Tests often interact with each other, and cause each other to fail by using shared resources. Teams often convince themselves that this is fine, and move on. However, with a little design, its possible to solve this completely. I recently worked on a system with around 5000 tests interacting with an Oracle database. The test run took less than 60 seconds, as it was parallelised, and the tests did not share any database state.

The same thing can be applied to message queues. Read the queue-name from config. Change the config when you start the test to use my-queue-435xz53 instead of my-queue so that each test has a unique queue to work with. Given enough randomness in the names, the tests won’t interact.

Random + Parallel = Fast.

In Memory

Instead of using your normal message broker, use an in-memory version of it. It’ll be faster. Wrapping a Queue datastructure inside of a class, and injecting that normally serves most use-cases.

The same applies for a database. It is preferable to avoid database access in your tests. However, if your design requires it, then use an in-memory database if you can.

If you can’t avoid database IO in your tests, see the point above; make sure it’s parallelizable. If that is a struggle, and you’re using a SQL database, is it possible to perform each test inside a database transaction, and then not commit it? That effectively isolates each test from the others with potentially less refactoring of application code.

If all else fails, remember to tune your threadpools.

Async

The final section is about dealing with asynchronous tests, as they can be a major source of problems in a test-suite.
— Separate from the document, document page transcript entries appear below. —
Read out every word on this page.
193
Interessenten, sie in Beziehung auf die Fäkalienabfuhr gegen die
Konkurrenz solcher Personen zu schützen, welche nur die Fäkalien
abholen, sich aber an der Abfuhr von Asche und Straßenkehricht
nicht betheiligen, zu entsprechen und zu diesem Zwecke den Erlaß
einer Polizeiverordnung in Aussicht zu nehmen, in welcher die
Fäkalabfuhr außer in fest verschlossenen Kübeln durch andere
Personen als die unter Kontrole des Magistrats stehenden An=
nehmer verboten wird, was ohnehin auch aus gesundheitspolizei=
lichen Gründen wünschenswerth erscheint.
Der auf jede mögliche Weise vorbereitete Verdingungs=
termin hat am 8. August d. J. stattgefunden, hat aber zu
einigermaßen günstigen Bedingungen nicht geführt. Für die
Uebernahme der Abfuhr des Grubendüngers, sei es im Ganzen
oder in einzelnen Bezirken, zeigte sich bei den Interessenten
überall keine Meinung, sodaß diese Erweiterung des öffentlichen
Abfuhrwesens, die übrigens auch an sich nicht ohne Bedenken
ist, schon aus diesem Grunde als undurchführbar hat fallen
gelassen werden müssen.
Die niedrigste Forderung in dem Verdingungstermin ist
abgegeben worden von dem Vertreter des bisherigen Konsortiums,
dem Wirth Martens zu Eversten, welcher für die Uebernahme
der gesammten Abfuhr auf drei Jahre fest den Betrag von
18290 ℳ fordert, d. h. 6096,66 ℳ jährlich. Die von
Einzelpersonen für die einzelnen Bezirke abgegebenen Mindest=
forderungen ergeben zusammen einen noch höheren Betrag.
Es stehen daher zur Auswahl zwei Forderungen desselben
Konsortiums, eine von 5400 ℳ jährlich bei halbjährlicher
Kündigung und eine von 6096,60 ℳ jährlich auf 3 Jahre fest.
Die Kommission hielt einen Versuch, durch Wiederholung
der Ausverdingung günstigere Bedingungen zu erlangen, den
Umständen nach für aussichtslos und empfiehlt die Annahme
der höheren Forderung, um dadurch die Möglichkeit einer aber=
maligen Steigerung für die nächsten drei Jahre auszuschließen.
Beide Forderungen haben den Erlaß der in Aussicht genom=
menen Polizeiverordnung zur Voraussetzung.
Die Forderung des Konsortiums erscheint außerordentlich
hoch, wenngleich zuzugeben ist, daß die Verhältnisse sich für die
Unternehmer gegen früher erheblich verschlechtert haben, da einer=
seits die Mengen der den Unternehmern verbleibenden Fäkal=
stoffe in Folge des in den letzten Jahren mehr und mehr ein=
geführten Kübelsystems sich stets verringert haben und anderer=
Test that cover async boundaries can be broad in scope, and they are generally less reliable and often introduce unnecessary delays. This is partly due to their nature, but good design can rectify this. Async code is not less performant. Sometimes it is quite the opposite. However, asynchronous code is harder to reason about, and therefore harder to test.

A common, but bad, solution to testing async code is to add wait-conditions into your test-suite. Do something, wait ten seconds, and check the result. As a technique, it is very simple, easily understood, and often works. However, choosing the time to wait is tricky. Choose a value that is too small, and the test will fail. Choose a value that is too large, and it adds unnecessary delay. It is an optimisation problem, and a tricky one too. The ideal value varies depending on the strength of the hardware chosen to run the test.

A step up in complexity and effectiveness is an eventually construct that uses polling. This specifies a maximum timeout in which a test condition must be met, but also the frequency of checking the condition. This is still an optimisation problem, but the unnecessary delays are at worst only equal to the polling interval. A similar solution, in languages such as JavaScript, is to use async functions or callbacks. As soon as the code completes, the test will pass.

There are also techniques that negate the complexity of async tests. It is possible to construct your logic as interpreters, compose them together as synchronous calls, and then test that. If that didn’t make any sense, read about using Testing with Tagless Final (in Scala). I’ve also touched on this topic before, by using the Id monad in my post on Higher Kinded Play Framework.

A Final Note

Remember that everything is a trade-off. Writing tests can be beneficial but you will also incur costs by doing so. Good design in your test-suite can lessen these costs substantially.